Rosjanie świętują. Nagranie z bitwy robi furorę
Załoga rosyjskiego czołgu "Alosza", który miał zniszczyć osiem pojazdów opancerzonych armii ukraińskiej, otrzyma nagrodę. Odznaczenia wręczył sam minister obrony Siergiej Szojgu. - Wyjątkowa sytuacja, którą będą analizować w podręcznikach - skomentował rzecznik Kremla. Problem tylko taki, że chodzi o bitwę z czerwca o rejon, który Rosja i tak straciła.
Wiele informacji podawanych przez rosyjskie media lub przedstawicieli władzy to element propagandy. Takie doniesienia są częścią wojny informacyjnej prowadzonej przez Federację Rosyjską.
Rosjanie opublikowali film, który ma przedstawiać sytuację, gdzie jeden rosyjski czołg T-72B3 opiera się w walce ośmiu ukraińskim pojazdom opancerzonym. Chodzi o dwa czołgi i sześć amerykańskich transporterów MaxxPro. Zdarzenie zarejestrował dron. Doszło do niego w czerwcu w pobliżu wsi Nowodariwka w obwodzie zaporoskim. Obecnie ten rejon jest pod kontrolą sił ukraińskich.
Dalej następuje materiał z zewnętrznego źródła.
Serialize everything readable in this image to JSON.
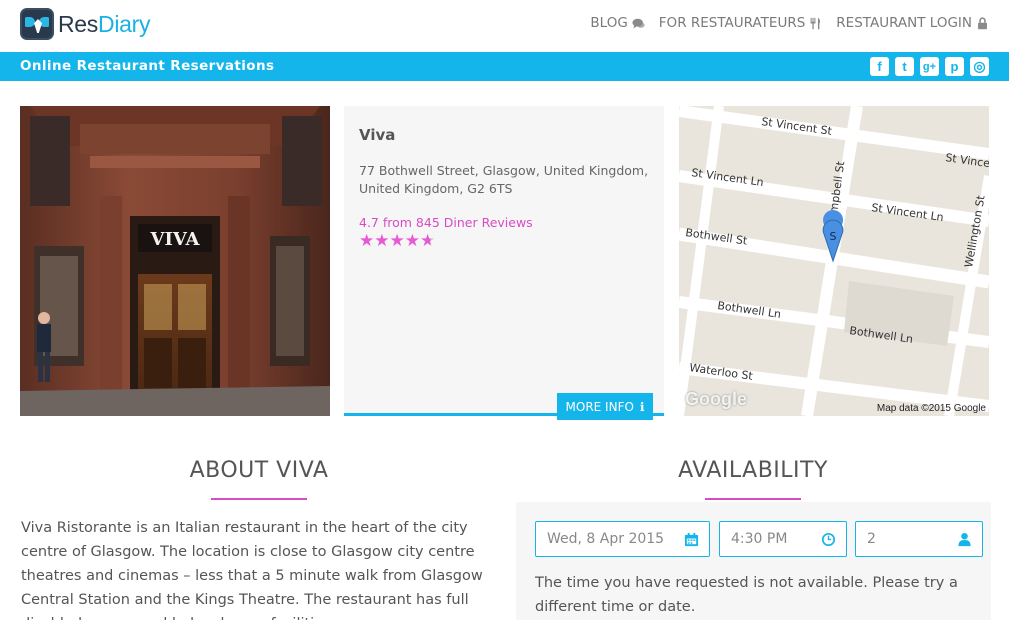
{
  "brand": {
    "name_part1": "Res",
    "name_part2": "Diary"
  },
  "nav": {
    "blog": "BLOG",
    "restaurateurs": "FOR RESTAURATEURS",
    "login": "RESTAURANT LOGIN"
  },
  "band": {
    "title": "Online Restaurant Reservations",
    "socials": [
      {
        "icon": "facebook-icon",
        "glyph": "f"
      },
      {
        "icon": "twitter-icon",
        "glyph": "t"
      },
      {
        "icon": "google-plus-icon",
        "glyph": "g+"
      },
      {
        "icon": "pinterest-icon",
        "glyph": "p"
      },
      {
        "icon": "instagram-icon",
        "glyph": "◎"
      }
    ]
  },
  "restaurant": {
    "sign_text": "VIVA",
    "name": "Viva",
    "address": "77 Bothwell Street, Glasgow, United Kingdom, United Kingdom, G2 6TS",
    "reviews": "4.7 from 845 Diner Reviews",
    "rating": 4.7,
    "rating_max": 5,
    "more_info": "MORE INFO"
  },
  "map": {
    "credit": "Map data ©2015 Google",
    "logo": "Google",
    "marker_label": "S",
    "streets": [
      "St Vincent St",
      "St Vince",
      "St Vincent Ln",
      "St Vincent Ln",
      "Bothwell St",
      "Bothwell Ln",
      "Bothwell Ln",
      "Waterloo St",
      "Campbell St",
      "Wellington St"
    ]
  },
  "about": {
    "title": "ABOUT VIVA",
    "text": "Viva Ristorante is an Italian restaurant in the heart of the city centre of Glasgow. The location is close to Glasgow city centre theatres and cinemas – less that a 5 minute walk from Glasgow Central Station and the Kings Theatre. The restaurant has full disabled access and baby change facilities."
  },
  "availability": {
    "title": "AVAILABILITY",
    "date": "Wed, 8 Apr 2015",
    "time": "4:30 PM",
    "party_size": "2",
    "message": "The time you have requested is not available. Please try a different time or date."
  },
  "colors": {
    "accent": "#13b5ea",
    "highlight": "#d64cc4",
    "dark": "#2a3a4c"
  }
}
Nagranie zrobiło furorę w rosyjskim internecie. Prezentowano je, jakby dotyczyło jakiejś "świeżej" bitwy. Tymczasem, jak przyznaje resort obrony, chodzi o walki z czerwca. W dodatku o rejon, który Rosja straciła.
Dalsza część artykułu pod materiałem wideo
Rzecznik Kremla Dmitrij Pieskow w rozmowie z dziennikarzami wychwalał rosyjskich wojskowych z czołgu "Alosza". - To wyjątkowe ujęcia, wyjątkowa sytuacja, którą będą analizować w podręcznikach - mówił.
Załoga została odznaczona
Stwierdził, że działania załogi czołgu są "godne podziwu". - Takie bohaterstwo, taki profesjonalizm, budzą podziw i poczucie dumy w naszej armii - podkreślił. Wyraził nadzieję, że załoga zostanie odznaczona.
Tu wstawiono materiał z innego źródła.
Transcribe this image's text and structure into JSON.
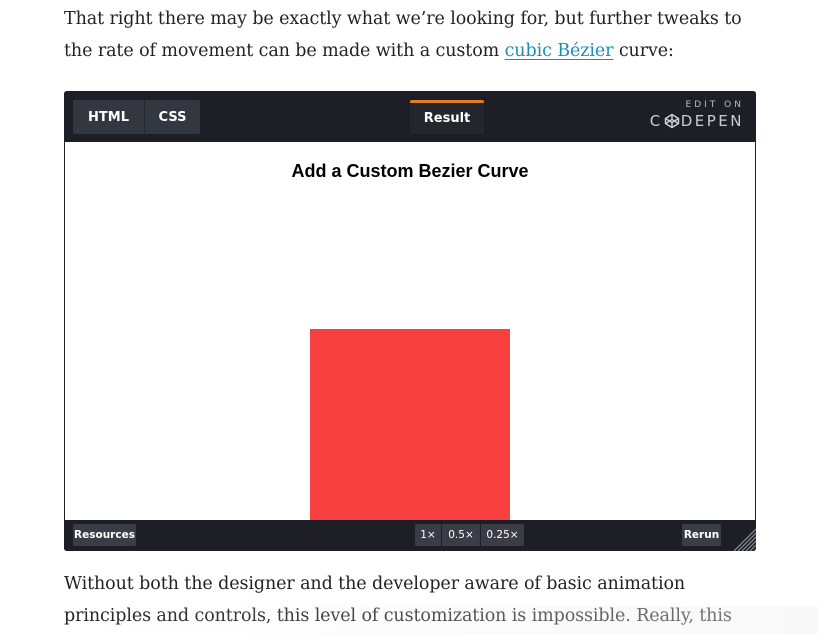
{
  "article": {
    "para_top_before": "That right there may be exactly what we’re looking for, but further tweaks to the rate of movement can be made with a custom ",
    "para_top_link": "cubic Bézier",
    "para_top_after": " curve:",
    "para_bottom": "Without both the designer and the developer aware of basic animation principles and controls, this level of customization is impossible. Really, this article just scratches the"
  },
  "embed": {
    "tabs": {
      "html": "HTML",
      "css": "CSS",
      "result": "Result"
    },
    "codepen": {
      "edit_on": "EDIT ON",
      "logo_pre": "C",
      "logo_post": "DEPEN"
    },
    "result": {
      "title": "Add a Custom Bezier Curve"
    },
    "footer": {
      "resources": "Resources",
      "zoom": [
        "1×",
        "0.5×",
        "0.25×"
      ],
      "rerun": "Rerun"
    },
    "colors": {
      "box": "#f94040",
      "active_tab_accent": "#e07c24",
      "link": "#1a8fb4"
    }
  }
}
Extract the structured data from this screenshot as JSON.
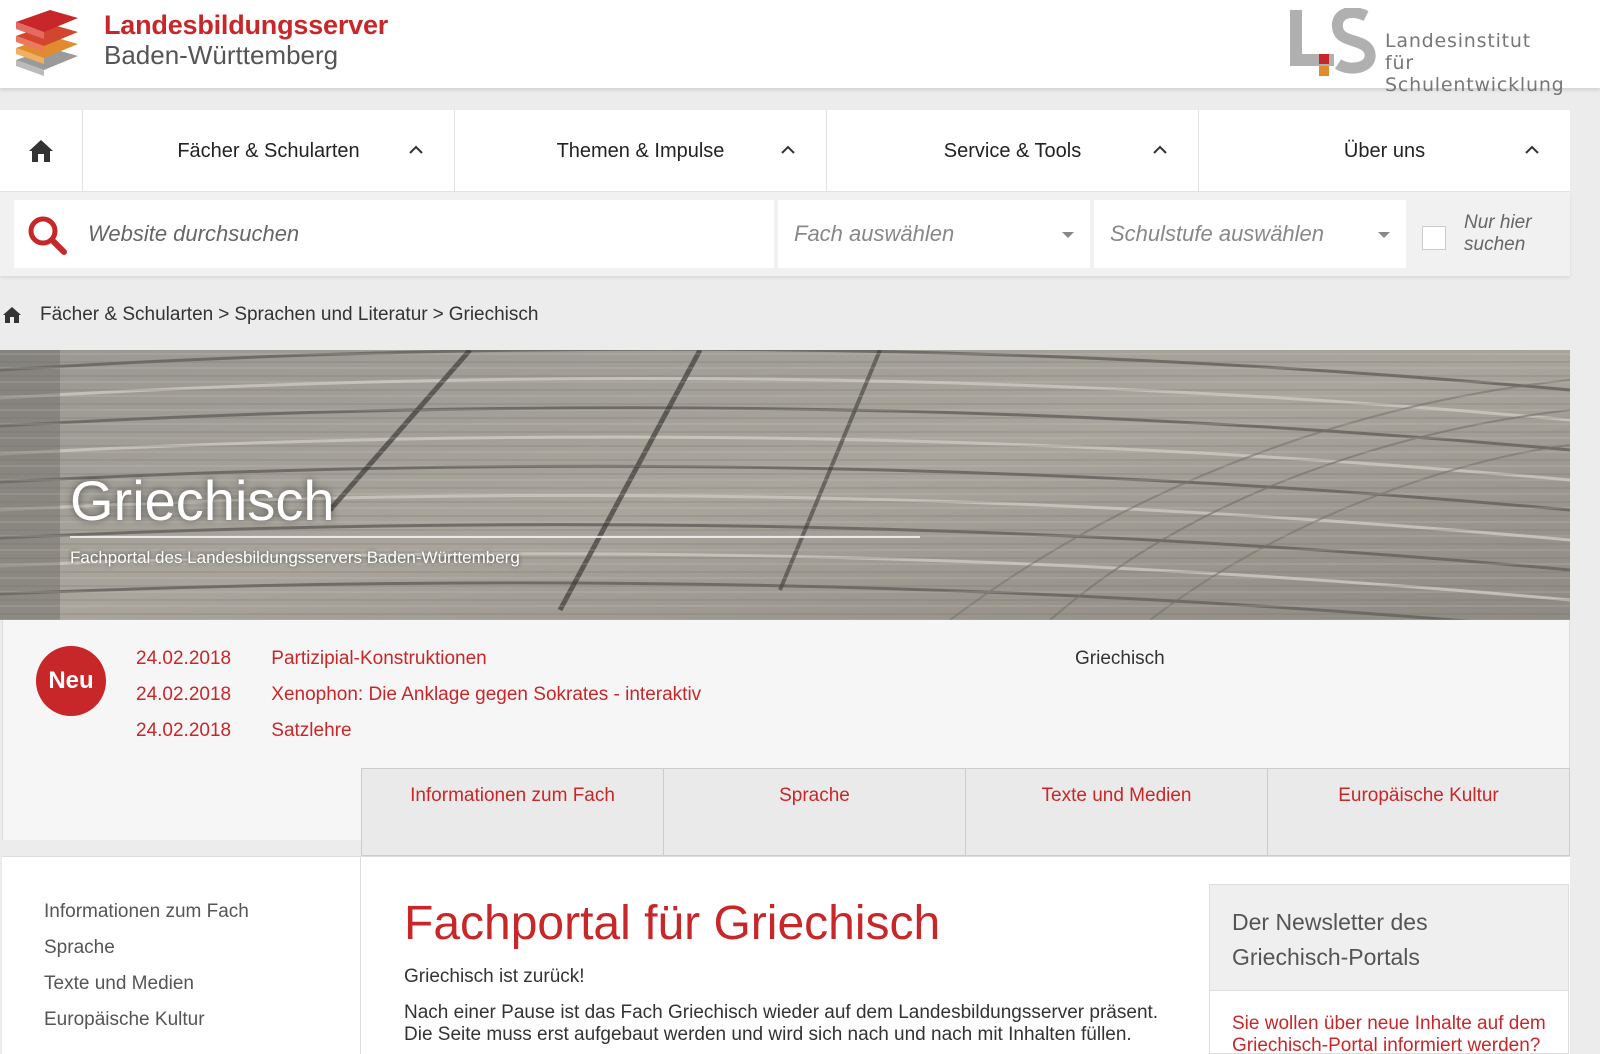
{
  "brand": {
    "title": "Landesbildungsserver",
    "subtitle": "Baden-Württemberg",
    "partner_line1": "Landesinstitut",
    "partner_line2": "für Schulentwicklung"
  },
  "nav": {
    "items": [
      {
        "label": "Fächer & Schularten"
      },
      {
        "label": "Themen & Impulse"
      },
      {
        "label": "Service & Tools"
      },
      {
        "label": "Über uns"
      }
    ]
  },
  "search": {
    "placeholder": "Website durchsuchen",
    "subject_select": "Fach auswählen",
    "level_select": "Schulstufe auswählen",
    "only_here_label": "Nur hier suchen"
  },
  "breadcrumb": {
    "items": [
      "Fächer & Schularten",
      "Sprachen und Literatur",
      "Griechisch"
    ],
    "separator": ">"
  },
  "hero": {
    "title": "Griechisch",
    "subtitle": "Fachportal des Landesbildungsservers Baden-Württemberg"
  },
  "news": {
    "badge": "Neu",
    "side_label": "Griechisch",
    "items": [
      {
        "date": "24.02.2018",
        "title": "Partizipial-Konstruktionen"
      },
      {
        "date": "24.02.2018",
        "title": "Xenophon: Die Anklage gegen Sokrates - interaktiv"
      },
      {
        "date": "24.02.2018",
        "title": "Satzlehre"
      }
    ]
  },
  "tabs": [
    {
      "label": "Informationen zum Fach"
    },
    {
      "label": "Sprache"
    },
    {
      "label": "Texte und Medien"
    },
    {
      "label": "Europäische Kultur"
    }
  ],
  "sidebar": {
    "items": [
      {
        "label": "Informationen zum Fach"
      },
      {
        "label": "Sprache"
      },
      {
        "label": "Texte und Medien"
      },
      {
        "label": "Europäische Kultur"
      }
    ]
  },
  "main": {
    "title": "Fachportal für Griechisch",
    "intro": "Griechisch ist zurück!",
    "body_line1": "Nach einer Pause ist das Fach Griechisch wieder auf dem Landesbildungsserver präsent.",
    "body_line2": "Die Seite muss erst aufgebaut werden und wird sich nach und nach mit Inhalten füllen."
  },
  "newsletter": {
    "heading_line1": "Der Newsletter des",
    "heading_line2": "Griechisch-Portals",
    "text": "Sie wollen über neue Inhalte auf dem Griechisch-Portal informiert werden?"
  },
  "colors": {
    "accent": "#c8272a",
    "background": "#ececec",
    "tab_background": "#eaeaea"
  }
}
Nie trzeba było długo czekać. Po wypowiedzi Pieskowa resort obrony poinformował, że minister Siergiej Szojgu wręczył odznaczenia państwowe załodze czołgu, "która wykazała się odwagą i bohaterstwem w odparciu ataku grupy pancernej Sił Zbrojnych Ukrainy na kierunku zaporoskim w czerwcu 2023 roku".